KPC genes along with other resistance genes are typically located on mobile genetic elements (9, 12, 20). Previous studies have presented evidence which suggested the potential for horizontal dissemination of blaKPC genes between different clones of the same enterobacterial species (1) or even between different genera (3, 12, 15, 17). In one of our cases the patient was simultaneously infected with a K. pneumoniae isolate belonging to the clonal outbreak with which we are currently dealing in our hospital (data not shown). Our results, however, suggested that the blaKPC-2 gene of S. marcescens isolates was located on a different plasmid from that of the K. pneumoniae isolate. Therefore, it can be postulated that it was the plasmid-encoded blaKPC-2 gene of the index carbapenem-nonsusceptible S. marcescens isolate that disseminated.

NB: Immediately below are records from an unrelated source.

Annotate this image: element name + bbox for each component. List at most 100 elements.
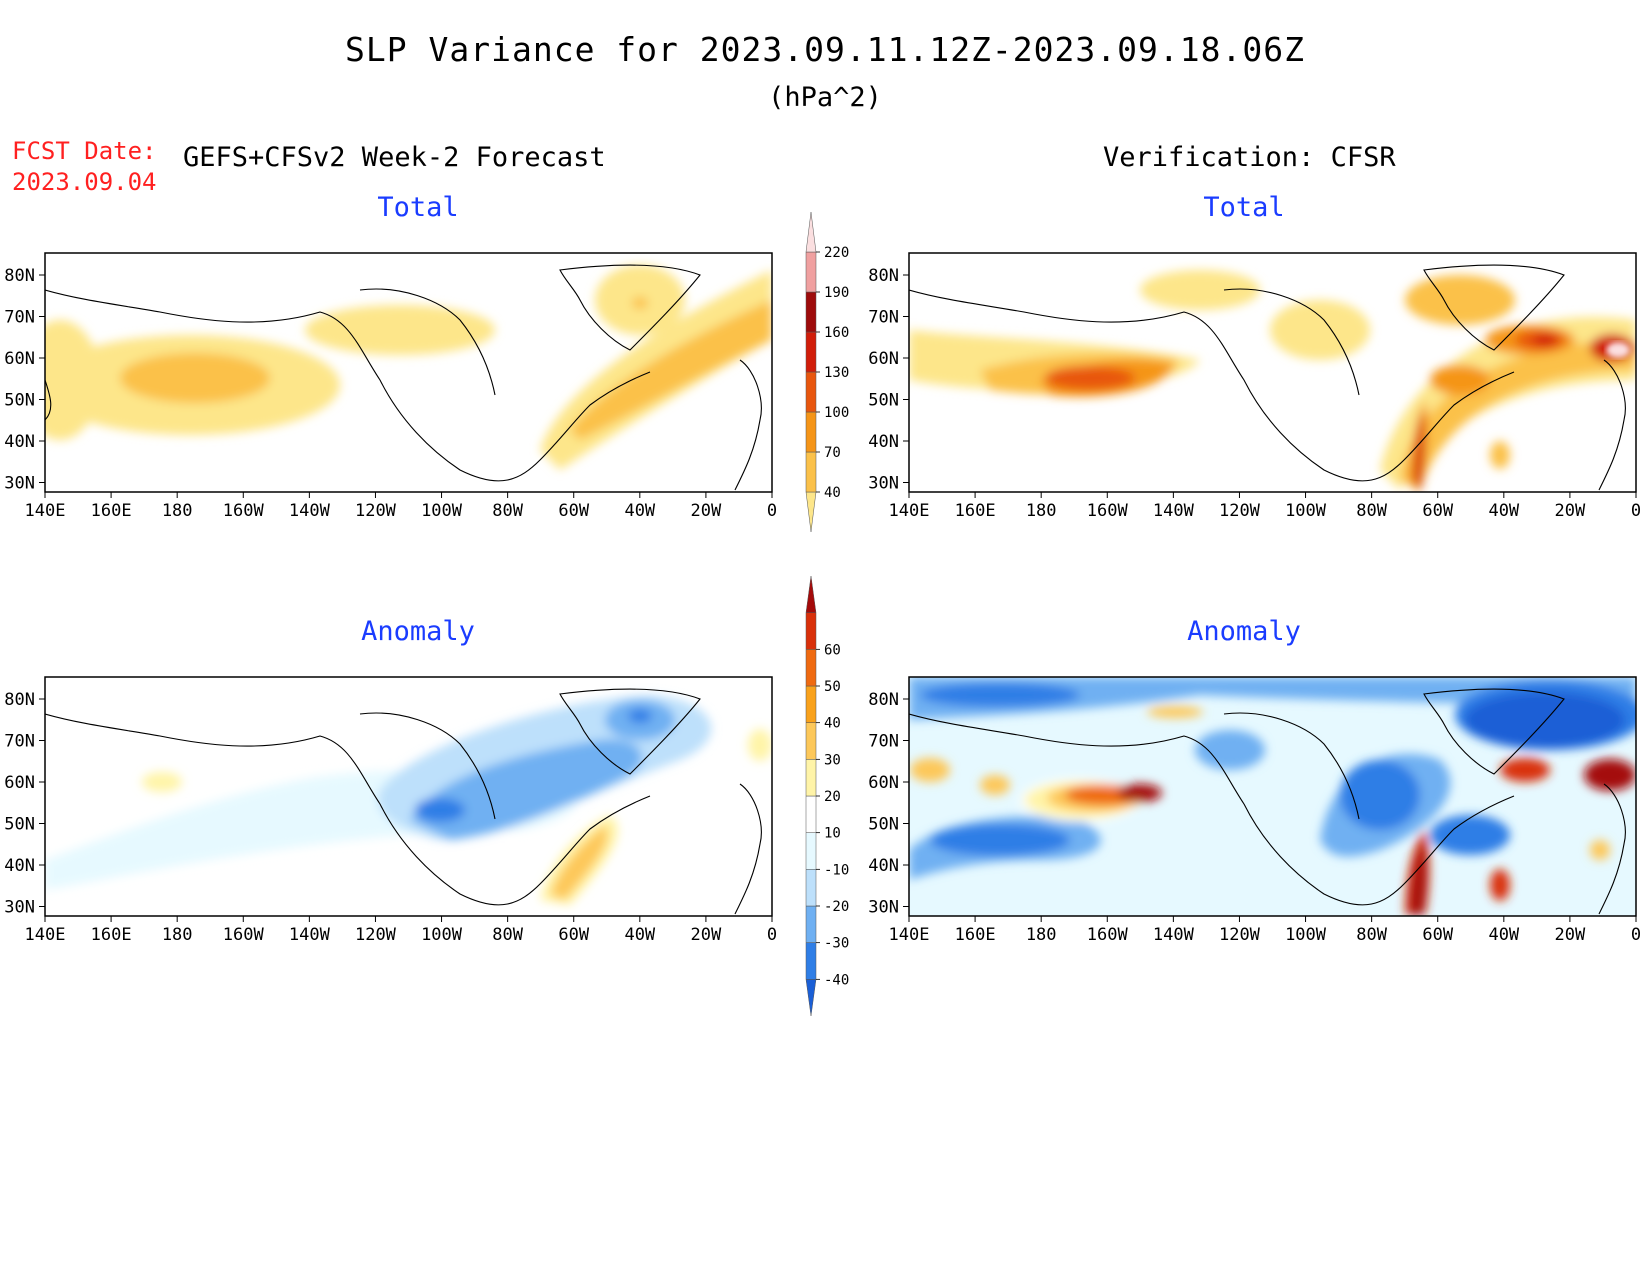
colorbar-tick-label: 60 <box>824 642 841 658</box>
lon-tick-label: 180 <box>162 501 193 521</box>
lon-tick-label: 80W <box>1356 925 1387 945</box>
bottom-right-panel-title: Anomaly <box>1187 616 1301 647</box>
lon-tick-label: 160E <box>955 501 996 521</box>
colorbar-swatch <box>805 832 817 870</box>
lon-tick-label: 120W <box>1219 925 1261 945</box>
lat-tick-label: 60N <box>4 773 35 793</box>
lon-tick-label: 160W <box>223 925 265 945</box>
lon-tick-label: 140E <box>25 925 66 945</box>
axes-layer: 80N 70N 60N 50N 40N 30N 140E 160E 180 160W 140W 120… <box>4 266 1641 945</box>
colorbar-swatch <box>805 575 817 613</box>
lon-tick-label: 60W <box>1422 501 1453 521</box>
lon-tick-label: 100W <box>1285 501 1327 521</box>
colorbar-swatch <box>805 331 817 373</box>
lon-tick-label: 160E <box>91 501 132 521</box>
lon-tick-label: 180 <box>1026 925 1057 945</box>
colorbar-tick-label: -10 <box>824 862 849 878</box>
lon-tick-label: 140W <box>1153 501 1195 521</box>
forecast-anomaly-map <box>45 677 772 916</box>
colorbar-tick-label: -40 <box>824 972 849 988</box>
lon-tick-label: 20W <box>1555 925 1586 945</box>
lat-tick-label: 80N <box>4 266 35 286</box>
colorbar-tick-label: 10 <box>824 826 841 842</box>
colorbar-swatch <box>805 942 817 980</box>
lat-tick-label: 50N <box>4 815 35 835</box>
frame-bottom-left <box>44 676 773 917</box>
lat-tick-label: 30N <box>868 898 899 918</box>
colorbar-swatch <box>805 685 817 723</box>
coastlines-top-right <box>909 264 1626 491</box>
lon-tick-label: 60W <box>558 925 589 945</box>
lon-tick-label: 80W <box>492 925 523 945</box>
lon-tick-label: 40W <box>1488 925 1519 945</box>
lon-tick-label: 40W <box>624 501 655 521</box>
colorbar-swatch <box>805 795 817 833</box>
lat-tick-label: 70N <box>4 732 35 752</box>
lon-tick-label: 80W <box>492 501 523 521</box>
frame-bottom-right <box>908 676 1637 917</box>
colorbar-swatch <box>805 491 817 533</box>
lon-tick-label: 100W <box>421 501 463 521</box>
lon-tick-label: 20W <box>1555 501 1586 521</box>
top-right-panel-title: Total <box>1203 192 1285 223</box>
lon-tick-label: 60W <box>558 501 589 521</box>
colorbar-swatch <box>805 251 817 293</box>
lat-tick-label: 30N <box>868 474 899 494</box>
lon-tick-label: 0 <box>767 925 777 945</box>
lat-tick-label: 70N <box>868 308 899 328</box>
units-label: (hPa^2) <box>768 82 882 113</box>
lon-tick-label: 180 <box>1026 501 1057 521</box>
lat-tick-label: 70N <box>4 308 35 328</box>
lon-tick-label: 120W <box>1219 501 1261 521</box>
lon-tick-label: 0 <box>1631 501 1641 521</box>
coastlines-bottom-left <box>45 688 762 915</box>
lon-tick-label: 20W <box>691 501 722 521</box>
lat-tick-label: 40N <box>868 856 899 876</box>
lon-tick-label: 140E <box>889 925 930 945</box>
colorbar-swatch <box>805 759 817 797</box>
lon-tick-label: 60W <box>1422 925 1453 945</box>
verification-anomaly-map <box>909 677 1636 916</box>
colorbar-tick-label: 40 <box>824 716 841 732</box>
colorbar-swatch <box>805 649 817 687</box>
lon-tick-label: 80W <box>1356 501 1387 521</box>
lon-tick-label: 140E <box>889 501 930 521</box>
lat-tick-label: 30N <box>4 474 35 494</box>
lon-tick-label: 0 <box>767 501 777 521</box>
lon-tick-label: 100W <box>1285 925 1327 945</box>
bottom-left-panel-title: Anomaly <box>361 616 475 647</box>
lon-tick-label: 120W <box>355 501 397 521</box>
lat-tick-label: 60N <box>4 349 35 369</box>
lat-tick-label: 60N <box>868 349 899 369</box>
colorbar-total: 40 70 100 130 160 190 220 <box>805 211 849 533</box>
lon-tick-label: 0 <box>1631 925 1641 945</box>
lat-tick-label: 60N <box>868 773 899 793</box>
top-left-panel-title: Total <box>377 192 459 223</box>
colorbar-swatch <box>805 411 817 453</box>
lat-tick-label: 70N <box>868 732 899 752</box>
colorbar-swatch <box>805 612 817 650</box>
colorbar-tick-label: 20 <box>824 789 841 805</box>
colorbar-tick-label: 40 <box>824 485 841 501</box>
colorbar-swatch <box>805 722 817 760</box>
lon-tick-label: 160E <box>955 925 996 945</box>
lat-tick-label: 80N <box>868 690 899 710</box>
colorbar-tick-label: 130 <box>824 365 849 381</box>
coastlines-top-left <box>45 264 762 491</box>
fcst-date-value: 2023.09.04 <box>12 168 157 196</box>
fcst-date-label: FCST Date: <box>12 137 157 165</box>
colorbar-tick-label: -20 <box>824 899 849 915</box>
lat-tick-label: 50N <box>868 815 899 835</box>
colorbar-tick-label: 50 <box>824 679 841 695</box>
lon-tick-label: 40W <box>624 925 655 945</box>
lat-tick-label: 50N <box>4 391 35 411</box>
forecast-header: GEFS+CFSv2 Week-2 Forecast <box>183 142 606 173</box>
colorbar-swatch <box>805 291 817 333</box>
lon-tick-label: 160E <box>91 925 132 945</box>
lon-tick-label: 140W <box>289 501 331 521</box>
colorbar-tick-label: 30 <box>824 752 841 768</box>
colorbar-swatch <box>805 905 817 943</box>
colorbar-swatch <box>805 451 817 493</box>
lon-tick-label: 160W <box>223 501 265 521</box>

It cannot be excluded, however, that through a recombination event the blaKPC-2 gene was initially transferred from the K. pneumoniae clone to the carbapenem-susceptible S. marcescens clone. Although the initial source of infection could not be verified, all KPC-producing S. marcescens organisms were retrieved from bronchial lavage samples. It is therefore possible that the transfer of the plasmid-encoded KPC-2 enzyme occurred in the environment of the mixed bacterial flora typically found in bronchial secretions.
Our report provides evidence that S. marcescens has the ability to easily acquire KPC carbapenemases. Successfully combating infections caused by these carbapenem-resistant S. marcescens pathogens poses a difficult challenge, given their intrinsic resistance to last-resort antibiotics, such as colistin, and their potential for dissemination.
We declare no potential conflicts of interest.
Published ahead of print on 12 May 2010.